Пока Тепляков пожимал руки и принимал поздравления от своих сторонников, уверенных в его убедительной победе, Пузырёв, нисколько не обескураженный эпатажем мастера, произнес небольшую речь, в которой коснулся пошлости жизненной позиции Теплякова и беспочвенности его литературных амбиций.
— Идея о снах на Новый год, конечно, хороша. Мне она самому в голову пришла, но исполнение… — Пузырёв безысходно развел руками, как бы показывая, что рождённый ползать, летать не может, затем поглядел уничтожающе на всех и прочитал свой вариант:
— 1. Иванову снится сон, будто в столовой он.
— 2. Кулакову снится сон, будто в магазине он.
— 3. Фонарёву снится сон, будто с женой он.
— 4. Теплякову снится сон: всю зиму ходит без кальсон (а здесь он имел в виду, что Тепляков — просто осёл.)
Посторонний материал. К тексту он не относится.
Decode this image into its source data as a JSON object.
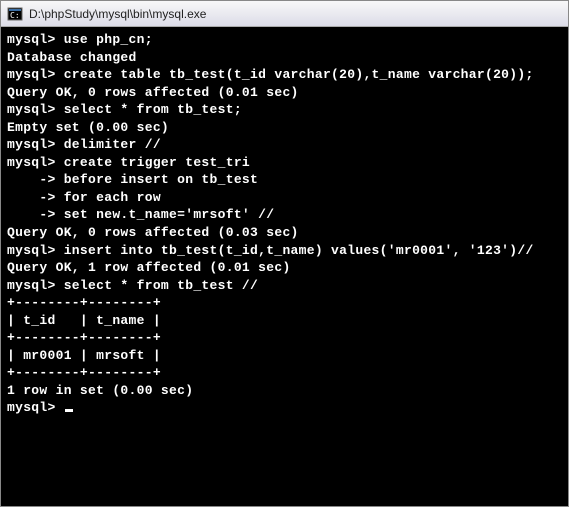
{
  "titlebar": {
    "path": "D:\\phpStudy\\mysql\\bin\\mysql.exe"
  },
  "terminal": {
    "lines": [
      "",
      "mysql> use php_cn;",
      "Database changed",
      "mysql> create table tb_test(t_id varchar(20),t_name varchar(20));",
      "Query OK, 0 rows affected (0.01 sec)",
      "",
      "mysql> select * from tb_test;",
      "Empty set (0.00 sec)",
      "",
      "mysql> delimiter //",
      "mysql> create trigger test_tri",
      "    -> before insert on tb_test",
      "    -> for each row",
      "    -> set new.t_name='mrsoft' //",
      "Query OK, 0 rows affected (0.03 sec)",
      "",
      "mysql> insert into tb_test(t_id,t_name) values('mr0001', '123')//",
      "Query OK, 1 row affected (0.01 sec)",
      "",
      "mysql> select * from tb_test //",
      "+--------+--------+",
      "| t_id   | t_name |",
      "+--------+--------+",
      "| mr0001 | mrsoft |",
      "+--------+--------+",
      "1 row in set (0.00 sec)",
      "",
      "mysql> "
    ]
  }
}
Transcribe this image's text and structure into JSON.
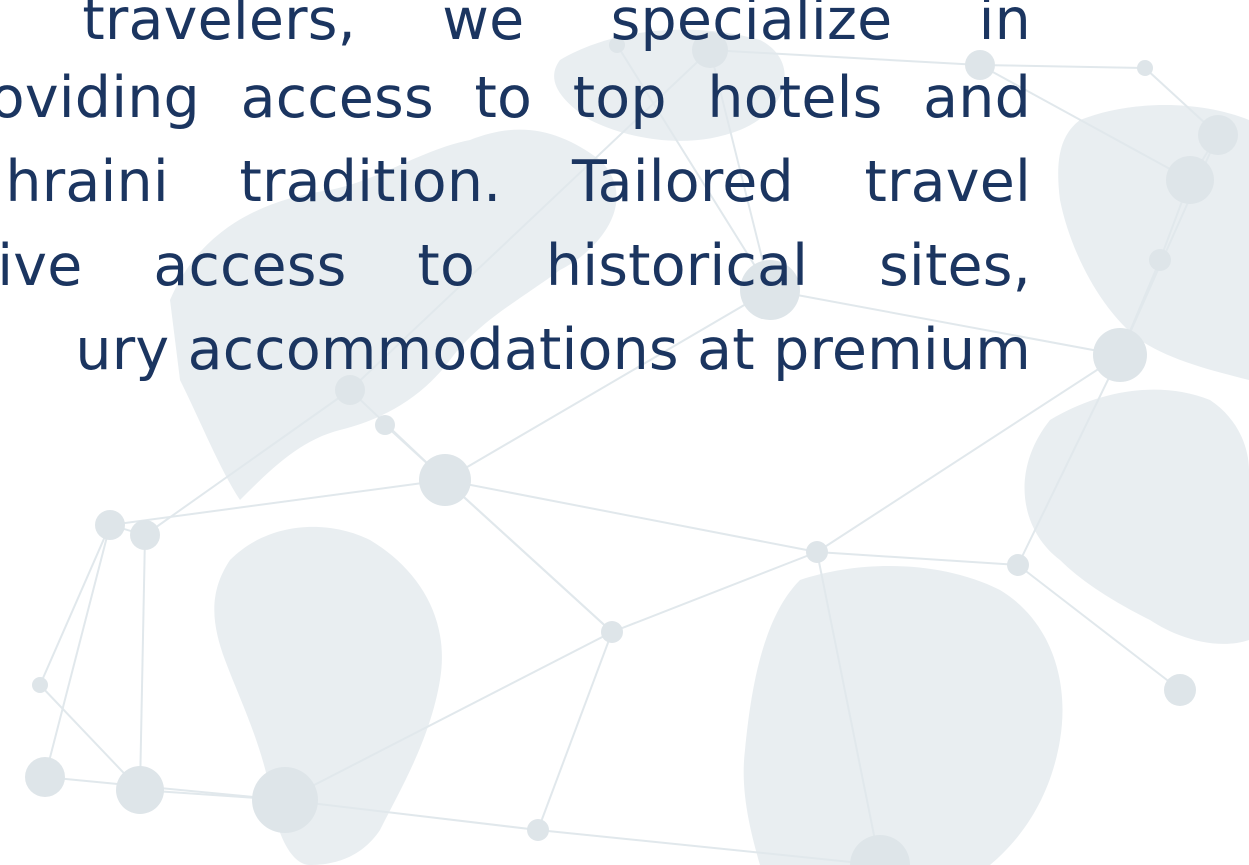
{
  "content": {
    "paragraph_lines": [
      "ess travelers, we specialize in",
      "providing access to top hotels and",
      "Bahraini tradition. Tailored travel",
      "usive access to historical sites,",
      "ury accommodations at premium"
    ]
  },
  "background": {
    "icon": "world-map-network-icon"
  },
  "colors": {
    "text": "#1b3560",
    "map": "#e7ecef",
    "network": "#dfe6ea"
  }
}
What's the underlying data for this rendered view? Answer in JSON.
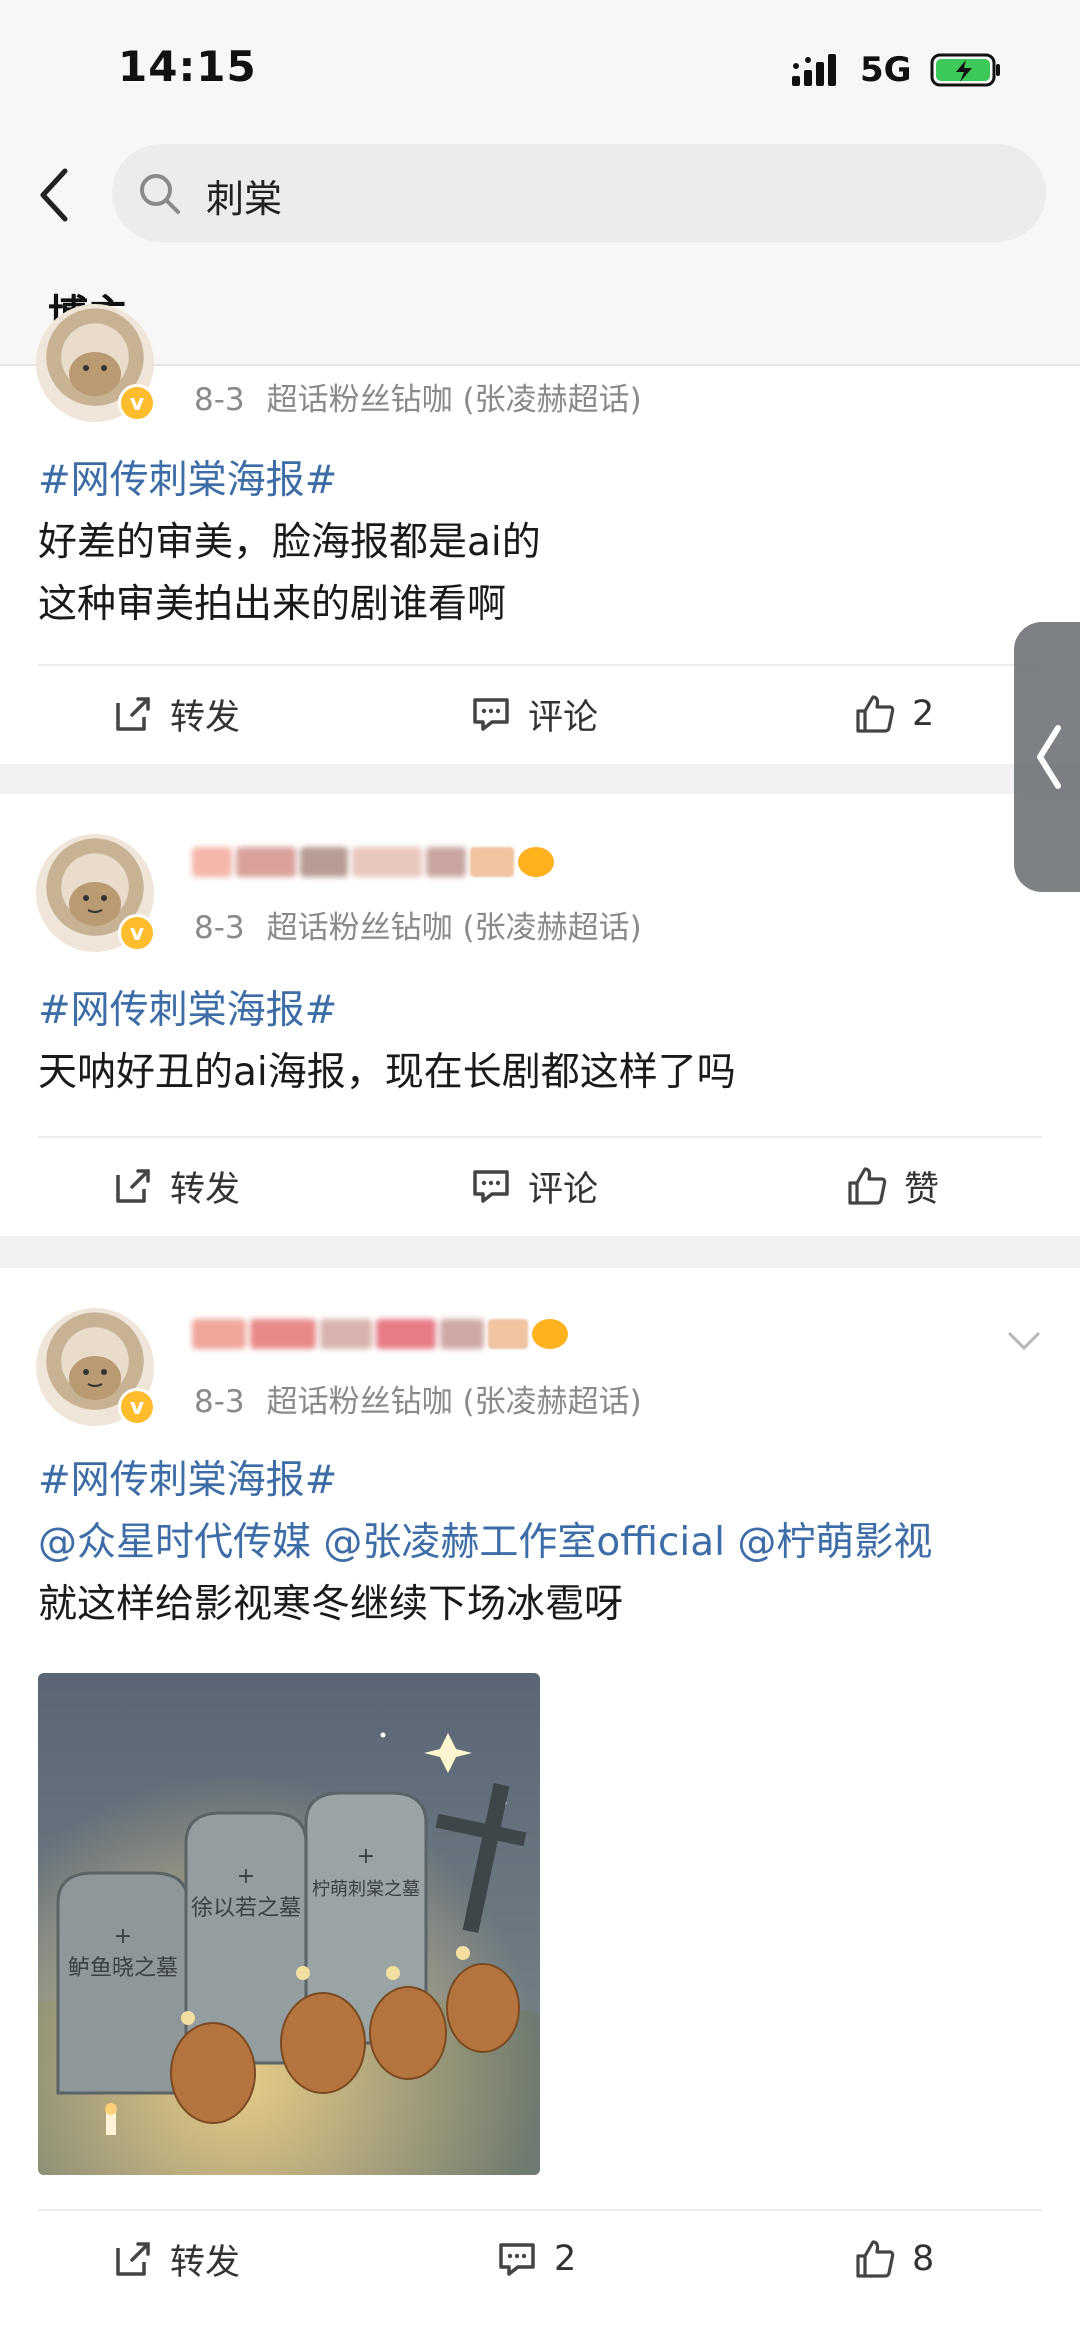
{
  "status_bar": {
    "time": "14:15",
    "network": "5G"
  },
  "search": {
    "query": "刺棠"
  },
  "tabs": [
    {
      "label": "博主",
      "active": true
    }
  ],
  "posts": [
    {
      "date": "8-3",
      "source": "超话粉丝钻咖 (张凌赫超话)",
      "topic": "#网传刺棠海报#",
      "lines": [
        "好差的审美，脸海报都是ai的",
        "这种审美拍出来的剧谁看啊"
      ],
      "actions": {
        "repost": "转发",
        "comment": "评论",
        "like": "2"
      }
    },
    {
      "date": "8-3",
      "source": "超话粉丝钻咖 (张凌赫超话)",
      "topic": "#网传刺棠海报#",
      "lines": [
        "天呐好丑的ai海报，现在长剧都这样了吗"
      ],
      "actions": {
        "repost": "转发",
        "comment": "评论",
        "like": "赞"
      }
    },
    {
      "date": "8-3",
      "source": "超话粉丝钻咖 (张凌赫超话)",
      "topic": "#网传刺棠海报#",
      "mentions": [
        "@众星时代传媒",
        "@张凌赫工作室official",
        "@柠萌影视"
      ],
      "lines": [
        "就这样给影视寒冬继续下场冰雹呀"
      ],
      "image": {
        "tombstones": [
          "鲈鱼晓之墓",
          "徐以若之墓",
          "柠萌刺棠之墓"
        ]
      },
      "actions": {
        "repost": "转发",
        "comment": "2",
        "like": "8"
      }
    }
  ],
  "colors": {
    "accent": "#ff8200",
    "link": "#3d6da6",
    "meta": "#8a8a8a",
    "verified": "#ffbd2e"
  },
  "icons": [
    "back-arrow-icon",
    "search-icon",
    "repost-icon",
    "comment-icon",
    "like-icon",
    "chevron-down-icon",
    "signal-icon",
    "battery-charging-icon"
  ]
}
Бин только диву давался, глядя на разбитных стенгазетчиков. В очередной раз он был поставлен перед трудным выбором. Оба шедевра были чудо как хороши, но Пузырёв был вот он, а Тепляков, как мастер, обретался где-то в верхах, и Бин отдал победу Пузырёву. Тем более что его последний опус про кальсоны был действительно значительно лучше. С точки зрения большой поэзии.
Пузырёв расчувствовался и временно перевёл арбитра на легкий, но в принципе очень ответственный участок труда.
И вот уже третий день Хунвэйбин «сидел на резонансе». Работа была несложная, и Бин, совершив очередной «стряхнин» готовых резиновых полосок в специальный ящик, размечал и надрезал следующий кусок.
Глядя на ровную резиновую ленту, выходящую из-под его ножа, он думал, что, наверное, скоро это его нехитрое изделие полетит в космос и какой-нибудь бровастый космонавт помянет его крепким космонавтским словом. И ещё, будучи человеком спокойным и разумным, он тихо радовался, что «резонанс» с работами по металлу тесно не связан, потому что потребовал бы привлечения работников сварочного цеха, а это была бы уже сугубая специфика, свойственная только этой отдельно взятой стране.
Сварочный цех, находящийся на первом этаже, трудился по давно уже устоявшемуся странному графику, узнав о котором, любой японский рабочий, задавленный капиталистическим гнетом, сразу же сделал бы себе харакири, забыв даже принять сакэ.
Дело было в том, что сварщики во время обеденного перерыва имели пагубную привычку тешить свои вкусовые сосочки в ротовой полости резиновым клеем, применяемым для уплотнения стыковочных узлов прецизных вакуумных трубопроводов, служащих для рефрижерирования и постепенной тепловой отдачи реакторных блоков народно-хозяйственного, а может быть, и тактико-стратегического значения, направленного на улучшение общей экологической ситуации и разрешение межнациональных и административно-территориальных конфликтов, развязанных продажными политиканами вопреки здоровой воле всего прогрессивного человечества, ввергнутого силами реакции во все продолжающееся глобальное сокращение рождаемости, о коем еще в XIX веке писал выдающийся, далеко опередивший свое время Коломб эль Мокамбо — предок в третьем колене знаменитого Мануэля Родригеса Мокамбо, по вполне проверенным данным, никогда не употреблявшего резиновый клей.